EDIT: The latest openBalena version for RaspberryPi3 that has the HQ camera fix AND connects correctly is the v2.94.4
For the RaspberryPi4 we are using v2.88.4+rev0 which has both the HQ fix AND connects correctly.

root@9dc1123:~# balena ps
CONTAINER ID   IMAGE                                                            COMMAND                  CREATED          STATUS                             PORTS     NAMES
c699ff174f56   registry2.balena-cloud.com/v2/c5636e5430e2762232e60e19e79c773f   "/usr/src/app/entry.…"   49 seconds ago   Up 41 seconds (health: starting)             balena_supervisor
root@9dc1123:~# balena logs c699ff174f56 -f
INFO: Found device /dev/mmcblk0p1 on current boot device mmcblk0, using as mount for '(resin|balena)-boot'.
INFO: Found device /dev/mmcblk0p5 on current boot device mmcblk0, using as mount for '(resin|balena)-state'.
INFO: Found device /dev/mmcblk0p6 on current boot device mmcblk0, using as mount for '(resin|balena)-data'.
find: /mnt/root/tmp/balena-supervisor/services: No such file or directory
[info]    Supervisor v15.0.4 starting up...
[info]    Setting host to discoverable
[debug]   Starting systemd unit: avahi-daemon.service
[debug]   Starting systemd unit: avahi-daemon.socket
[debug]   Starting logging infrastructure
[info]    Starting firewall
[warn]    Invalid firewall mode: . Reverting to state: off
[info]    Applying firewall mode: off
[success] Firewall mode applied
[debug]   Starting api binder
[debug]   Performing database cleanup for container log timestamps
[info]    Previous engine snapshot was not stored. Skipping cleanup.
[debug]   Handling of local mode switch is completed
(node:1) [DEP0005] DeprecationWarning: Buffer() is deprecated due to security and usability issues. Please use the Buffer.alloc(), Buffer.allocUnsafe(), or Buffer.from() methods instead.
(Use `node --trace-deprecation ...` to show where the warning was created)
[info]    API Binder bound to: https://api.aivero.lan/v6/
[event]   Event: Supervisor start {}
[info]    Starting API server
[info]    Supervisor API successfully started on port 48484
[debug]   Ensuring device is provisioned
[debug]   Connectivity check enabled: true
[debug]   Starting periodic check for IP addresses
[event]   Event: Device bootstrap {}
[info]    Waiting for connectivity...
[info]    VPN connection is not active.
[info]    New device detected. Provisioning...
[success] Initialised splash image backend
[info]    Reporting initial state, supervisor version and API info
[info]    Attempting to load any preloaded applications
[error]   LogBackend: unexpected error: Error: getaddrinfo EAI_AGAIN api.aivero.lan
[error]         at GetAddrInfoReqWrap.onlookupall [as oncomplete] (node:dns:119:26)
[event]   Event: Device bootstrap failed, retrying {"delay":30000,"error":{"cause":{},"isOperational":true,"errno":-3001,"code":"EAI_AGAIN","syscall":"getaddrinfo","hostname":"api.aivero.lan"}}
^C
root@9dc1123:~# ^C
root@9dc1123:~# ping api.aivero.lan
PING api.aivero.lan (192.168.88.243): 56 data bytes
64 bytes from 192.168.88.243: seq=0 ttl=64 time=1.528 ms
64 bytes from 192.168.88.243: seq=1 ttl=64 time=1.777 ms
^C

In the hostOS we can nslookup, ping or curl api.aivero.lan just fine.
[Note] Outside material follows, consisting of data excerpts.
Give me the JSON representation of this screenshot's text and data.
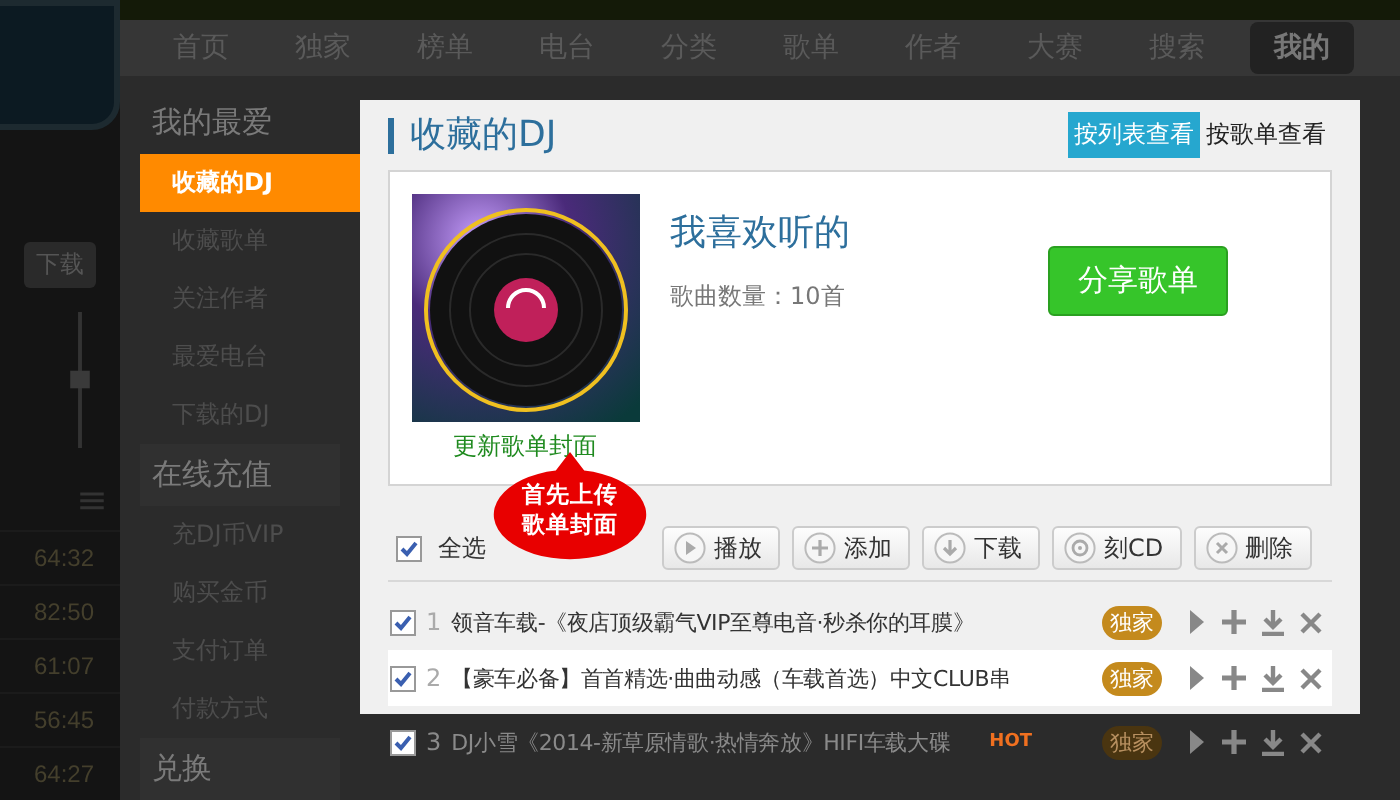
{
  "player": {
    "download": "下载",
    "times": [
      "64:32",
      "82:50",
      "61:07",
      "56:45",
      "64:27"
    ]
  },
  "nav": [
    {
      "label": "首页",
      "selected": false
    },
    {
      "label": "独家",
      "selected": false
    },
    {
      "label": "榜单",
      "selected": false
    },
    {
      "label": "电台",
      "selected": false
    },
    {
      "label": "分类",
      "selected": false
    },
    {
      "label": "歌单",
      "selected": false
    },
    {
      "label": "作者",
      "selected": false
    },
    {
      "label": "大赛",
      "selected": false
    },
    {
      "label": "搜索",
      "selected": false
    },
    {
      "label": "我的",
      "selected": true
    }
  ],
  "sidebar": [
    {
      "title": "我的最爱",
      "items": [
        {
          "label": "收藏的DJ",
          "selected": true
        },
        {
          "label": "收藏歌单",
          "selected": false
        },
        {
          "label": "关注作者",
          "selected": false
        },
        {
          "label": "最爱电台",
          "selected": false
        },
        {
          "label": "下载的DJ",
          "selected": false
        }
      ]
    },
    {
      "title": "在线充值",
      "items": [
        {
          "label": "充DJ币VIP",
          "selected": false
        },
        {
          "label": "购买金币",
          "selected": false
        },
        {
          "label": "支付订单",
          "selected": false
        },
        {
          "label": "付款方式",
          "selected": false
        }
      ]
    },
    {
      "title": "兑换"
    }
  ],
  "panel": {
    "title": "收藏的DJ",
    "view_tabs": [
      {
        "label": "按列表查看",
        "selected": true
      },
      {
        "label": "按歌单查看",
        "selected": false
      }
    ],
    "playlist": {
      "cover_link": "更新歌单封面",
      "name": "我喜欢听的",
      "count_label": "歌曲数量：",
      "count": "10首",
      "share": "分享歌单"
    },
    "callout": [
      "首先上传",
      "歌单封面"
    ],
    "select_all": {
      "label": "全选",
      "checked": true
    },
    "actions": [
      {
        "label": "播放",
        "kind": "play"
      },
      {
        "label": "添加",
        "kind": "add"
      },
      {
        "label": "下载",
        "kind": "download"
      },
      {
        "label": "刻CD",
        "kind": "disc"
      },
      {
        "label": "删除",
        "kind": "delete"
      }
    ],
    "tracks": [
      {
        "number": "1",
        "title": "领音车载-《夜店顶级霸气VIP至尊电音·秒杀你的耳膜》",
        "checked": true,
        "badge": "独家",
        "selected": false
      },
      {
        "number": "2",
        "title": "【豪车必备】首首精选·曲曲动感（车载首选）中文CLUB串",
        "checked": true,
        "badge": "独家",
        "selected": true
      }
    ]
  },
  "dimmed_tracks": [
    {
      "number": "3",
      "title": "DJ小雪《2014-新草原情歌·热情奔放》HIFI车载大碟",
      "hot": "HOT",
      "checked": true,
      "badge": "独家"
    }
  ]
}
Inside the supervisor container nslookup resolves it to the correct IP, but shows it as a Non-Authoritative answer.


@acostach any insights here? Thank you :slight_smile:

We have a temporary workaround:

The latest openBalena version for RaspberryPi3 that has the HQ camera fix AND connects correctly is the v2.94.4

For the RaspberryPi4 version v2.88.4+rev0 has both the HQ fix AND connects correctly.


The question is how we can get the new 5.x.x versions fixed such that RPI3 and RPI4 connect correctly.

Any news on a potential real fix or any guidance on how to debug this further?